There were times that Paul did respond when his ministry was under attack because of the damage the false statements could cause (read through 1 and 2 Corinthians) and there were times he did not react (Philippians 1:15-18) but simply made a reference to something going on that was an attempt made by others to reflect poorly on him. Again, there is no manual on exactly “when and how” to respond. Each situation in Scripture seemed to bring a different response.
The ministry that filed a lawsuit against a group that they state has defamed and slandered them mentioned in a letter the reasons behind why they chose that course of action. In the letter, they referenced 1 Corinthians 6:1-8 which is the most well-known text dealing with lawsuits among believers. What made me decide to write this article was partially based on their explanation of 1 Cor. 6.
Let me briefly explain. According to the letter, the idea of not suing another Christian as commanded in 1 Cor. 6 had nothing to do with whether one was being slandered or falsely accused. This passage, according to the group suing, was a command to not sue a fellow believer over property or money, an issue that was in their opinion, the problem at Corinth.

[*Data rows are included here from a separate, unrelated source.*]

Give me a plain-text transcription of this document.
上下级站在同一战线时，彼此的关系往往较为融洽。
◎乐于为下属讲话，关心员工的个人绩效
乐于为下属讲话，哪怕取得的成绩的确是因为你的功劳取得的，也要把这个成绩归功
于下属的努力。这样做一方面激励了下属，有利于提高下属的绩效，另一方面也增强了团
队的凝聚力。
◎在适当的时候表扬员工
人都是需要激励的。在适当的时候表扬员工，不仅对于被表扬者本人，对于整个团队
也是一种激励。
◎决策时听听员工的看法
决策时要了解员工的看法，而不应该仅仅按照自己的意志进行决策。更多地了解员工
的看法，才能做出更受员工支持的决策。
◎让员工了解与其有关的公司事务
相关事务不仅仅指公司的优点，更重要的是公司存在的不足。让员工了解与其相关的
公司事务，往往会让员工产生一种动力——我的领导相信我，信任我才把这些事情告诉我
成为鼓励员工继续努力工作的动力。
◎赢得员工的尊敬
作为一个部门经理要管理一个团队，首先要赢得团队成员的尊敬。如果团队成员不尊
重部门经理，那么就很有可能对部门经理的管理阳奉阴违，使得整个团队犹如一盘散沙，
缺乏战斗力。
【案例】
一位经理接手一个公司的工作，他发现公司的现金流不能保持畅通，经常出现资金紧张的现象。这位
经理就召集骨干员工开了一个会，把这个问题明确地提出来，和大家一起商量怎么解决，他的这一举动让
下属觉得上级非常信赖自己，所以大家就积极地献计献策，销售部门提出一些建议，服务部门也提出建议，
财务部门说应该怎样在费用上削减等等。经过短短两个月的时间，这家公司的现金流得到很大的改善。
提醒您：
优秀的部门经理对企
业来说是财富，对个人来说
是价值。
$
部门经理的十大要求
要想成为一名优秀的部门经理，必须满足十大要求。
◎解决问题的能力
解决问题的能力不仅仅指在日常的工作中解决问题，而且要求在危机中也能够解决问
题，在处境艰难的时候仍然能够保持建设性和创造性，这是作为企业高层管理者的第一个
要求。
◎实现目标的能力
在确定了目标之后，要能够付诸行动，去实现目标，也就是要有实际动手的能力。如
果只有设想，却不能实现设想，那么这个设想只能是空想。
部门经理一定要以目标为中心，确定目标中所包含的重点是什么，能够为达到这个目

According to the ministry noted, it was pointed out that not all dealings can be handled inside the church as was encouraged at Corinth because sometimes the individuals causing the issues are not under the umbrella of a church or ministry that is being “slandered.”
Thus, at times, there may be need for civil action. And though it is true that situations at Corinth may have been tied to things happening within the church there, and not necessarily applicable to us today, we need to be careful in arguing that forcefully.
In other words, Scripture does at times deal with cultural settings and particular situations. 1 Cor. 14 gives an example of what a possible church service at Corinth may have included. It was not intended for every church to follow exactly what is written in this chapter of 1 Corinthians. Paul was speaking about spiritual gifts and the use and misuse of them at Corinth, and he speaks of how they can be used properly at times.
We can still learn principles from passages that obviously were dealing with a situation or circumstance in a particular setting. Remember that Paul and the writers of the Scriptures were at times having to address certain issues in a church or in the lives of individuals.
Principles, though, can be learned and some teachings are for all involved, not just a particular person or group that are clearly addressed by some of the writers (i.e., John warning about a church bully named Diotrephes in 3 John).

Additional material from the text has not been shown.